We’ve got Spike Lee, Robin Hood, Mother’s Day, a Miracle Worker, and classic Kung Fu (but no festivals) this week in Bay Area movie theaters.
Do the Right Thing, Cerrito, Thursday, 9:30
It’s been far too long since I’ve seen Spike Lee’s masterpiece, which I suspect would get an A or even an A+ if I were to see it again. Unfortunately, with a 9:30 starting time on a weeknight, I doubt I’ll catch it this week.
Dragon Inn, Opera Plaza, Shattuck, opens Friday
This was the first Hong Kong action movie I ever saw. It blew me away. But that was a long time ago. It’s considered a classic, and has just received a new 4K restoration.
Ultimate ’90s Sing-Along, New Mission, Thursday, 7:45
This “Sing-Along Dance Party” promises to present “the best music videos of the ’90s for “singing along with, jumping around to, and awkwardly slow dancing next to your grade school crush to.”
Mother’s Day at the Lark, Lark, Sunday
The Lark will screen three movies about mothers on Sunday. The festivities start at 1:00 with the Sing-along version of Mama Mia! Your singing voice is probably better than Pierce Brosnan’s. I give this one a D+. Places In the Heart screens at 4:00; I haven’t seen this one. Pedro Almodóvar’s All About My Mother, plays at 7:00. I haven’t seen this in years, but I remember liking it. Separate admissions.
Enter the Dragon, various CineMark Theaters, Sunday, 2:00; Wednesday, 2:00 & 7:00)
I haven’t seen this movie in years, and while I liked it when I saw it, I was never a real big fan.

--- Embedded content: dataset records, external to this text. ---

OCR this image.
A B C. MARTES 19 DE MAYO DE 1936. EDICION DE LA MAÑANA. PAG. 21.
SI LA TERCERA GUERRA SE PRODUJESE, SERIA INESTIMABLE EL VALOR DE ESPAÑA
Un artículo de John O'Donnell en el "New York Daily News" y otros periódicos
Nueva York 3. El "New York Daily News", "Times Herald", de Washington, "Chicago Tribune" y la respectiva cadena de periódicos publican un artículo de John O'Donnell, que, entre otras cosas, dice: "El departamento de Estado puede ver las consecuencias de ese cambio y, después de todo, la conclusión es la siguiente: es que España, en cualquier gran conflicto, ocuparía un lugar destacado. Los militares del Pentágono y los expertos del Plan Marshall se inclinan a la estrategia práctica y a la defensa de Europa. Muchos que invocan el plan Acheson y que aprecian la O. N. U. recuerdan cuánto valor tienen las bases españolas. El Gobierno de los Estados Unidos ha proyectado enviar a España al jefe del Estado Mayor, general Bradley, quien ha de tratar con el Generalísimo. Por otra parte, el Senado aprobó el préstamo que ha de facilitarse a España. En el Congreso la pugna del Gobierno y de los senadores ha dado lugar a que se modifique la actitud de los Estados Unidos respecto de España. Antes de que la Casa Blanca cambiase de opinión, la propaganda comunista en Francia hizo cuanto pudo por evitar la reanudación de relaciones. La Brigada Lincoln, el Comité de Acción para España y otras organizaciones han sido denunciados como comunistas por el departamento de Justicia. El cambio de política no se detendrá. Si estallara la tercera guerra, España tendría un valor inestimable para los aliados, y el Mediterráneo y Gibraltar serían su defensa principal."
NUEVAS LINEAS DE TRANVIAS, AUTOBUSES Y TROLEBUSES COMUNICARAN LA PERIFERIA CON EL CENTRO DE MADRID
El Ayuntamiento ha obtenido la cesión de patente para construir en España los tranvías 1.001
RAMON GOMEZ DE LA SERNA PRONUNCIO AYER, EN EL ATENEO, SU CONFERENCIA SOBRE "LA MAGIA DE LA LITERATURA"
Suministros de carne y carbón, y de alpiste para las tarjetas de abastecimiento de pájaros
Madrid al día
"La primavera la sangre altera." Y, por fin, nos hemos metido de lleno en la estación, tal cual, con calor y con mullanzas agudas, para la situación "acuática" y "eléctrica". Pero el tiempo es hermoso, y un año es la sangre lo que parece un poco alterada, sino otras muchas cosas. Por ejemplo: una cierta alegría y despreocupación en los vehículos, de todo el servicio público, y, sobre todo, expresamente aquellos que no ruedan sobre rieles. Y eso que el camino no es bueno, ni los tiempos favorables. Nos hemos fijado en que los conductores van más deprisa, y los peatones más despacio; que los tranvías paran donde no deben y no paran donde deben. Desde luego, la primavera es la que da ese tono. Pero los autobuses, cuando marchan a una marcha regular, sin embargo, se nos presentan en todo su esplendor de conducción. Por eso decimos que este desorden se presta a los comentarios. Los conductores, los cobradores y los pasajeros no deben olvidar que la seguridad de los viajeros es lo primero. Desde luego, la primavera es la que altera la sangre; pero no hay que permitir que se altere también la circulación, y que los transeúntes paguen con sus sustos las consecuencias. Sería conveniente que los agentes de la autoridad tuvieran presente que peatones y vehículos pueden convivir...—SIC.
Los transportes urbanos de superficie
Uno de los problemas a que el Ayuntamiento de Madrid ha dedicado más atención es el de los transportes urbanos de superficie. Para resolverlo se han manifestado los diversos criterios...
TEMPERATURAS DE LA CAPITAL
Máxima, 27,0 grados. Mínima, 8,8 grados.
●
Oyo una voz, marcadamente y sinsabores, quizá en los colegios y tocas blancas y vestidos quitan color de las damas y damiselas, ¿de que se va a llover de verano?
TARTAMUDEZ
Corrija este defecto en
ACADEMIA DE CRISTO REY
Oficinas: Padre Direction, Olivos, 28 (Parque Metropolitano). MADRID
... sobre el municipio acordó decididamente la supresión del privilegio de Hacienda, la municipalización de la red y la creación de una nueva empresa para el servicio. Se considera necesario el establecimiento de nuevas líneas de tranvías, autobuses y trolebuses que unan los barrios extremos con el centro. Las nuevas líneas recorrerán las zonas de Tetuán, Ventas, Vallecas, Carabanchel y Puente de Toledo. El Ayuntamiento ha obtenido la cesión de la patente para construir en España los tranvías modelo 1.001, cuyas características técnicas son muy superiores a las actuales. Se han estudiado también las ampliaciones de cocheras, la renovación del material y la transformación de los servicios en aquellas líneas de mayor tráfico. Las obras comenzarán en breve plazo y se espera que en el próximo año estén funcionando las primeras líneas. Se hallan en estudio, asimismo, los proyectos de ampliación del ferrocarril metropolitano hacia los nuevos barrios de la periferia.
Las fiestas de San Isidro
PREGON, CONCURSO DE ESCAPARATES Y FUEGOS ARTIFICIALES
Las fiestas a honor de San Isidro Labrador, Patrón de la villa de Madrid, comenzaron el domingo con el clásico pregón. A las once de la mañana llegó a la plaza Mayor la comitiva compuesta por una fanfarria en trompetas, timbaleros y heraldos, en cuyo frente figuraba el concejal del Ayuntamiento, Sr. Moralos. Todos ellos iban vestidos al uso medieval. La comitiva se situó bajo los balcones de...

This is the flick that brought the martial arts genre to America, and made Bruce Lee famous on this side of the Pacific, even if he didn’t live to enjoy the fame. Look closely to catch Jackie Chan as an extra.
A+ The Adventures of Robin Hood, Stanford, Friday through Sunday
Not every masterpiece needs to provide a deep understanding of the human condition; some are just plain fun. And none more so than this 1938 Errol Flynn swashbuckler. For 102 minutes, you get to live in a world where virtue–graceful, witty, rebellious, good-looking, and wholeheartedly romantic virtue–triumphs completely over grim-faced tyranny. Flynn was no actor, but no one could match him for handling a sword, a beautiful woman, or a witty line, all while wearing tights. The great supporting cast includes Olivia de Havilland, Basil Rathbone, and Technicolor–a name that really meant something special in 1938. Read my A+ essay. On a double bill with The Strawberry Blonde.
A Boogie Nights, Roxie, Saturday
Writer/director Paul Thomas Anderson’s epic tale of pornographers with delusions of talent provides us with several heart-wrenching characters, from Mark Wahlberg’s nice, well-endowed, but not-too-bright young man to Julianne Moore’s porn queen/mother hen. Set in the late 70s and early 80s, Boogle Nights tracks porn’s fall from gutter chic to soulless video. The excellent cast also includes Heather Graham, Don Cheadle, Burt Reynolds, William H. Macy, and Philip Seymour Hoffman. On a double bill with The Last Days of Disco, which I really need to see.
B+ The Miracle Worker, Castro, Tuesday
As Annie Sullivan, Anne Bancroft plays the proud and determined young teacher to perfection. But it’s the very young Patty Duke who gets the juicier part, even without dialog, as Helen Keller. Let’s face it: even if it wasn’t based on a true story that everyone knows, it would still be predictable. But so what? It’s still a touching story. On a very strange Patty Duke memorial double bill with Valley of the Dolls.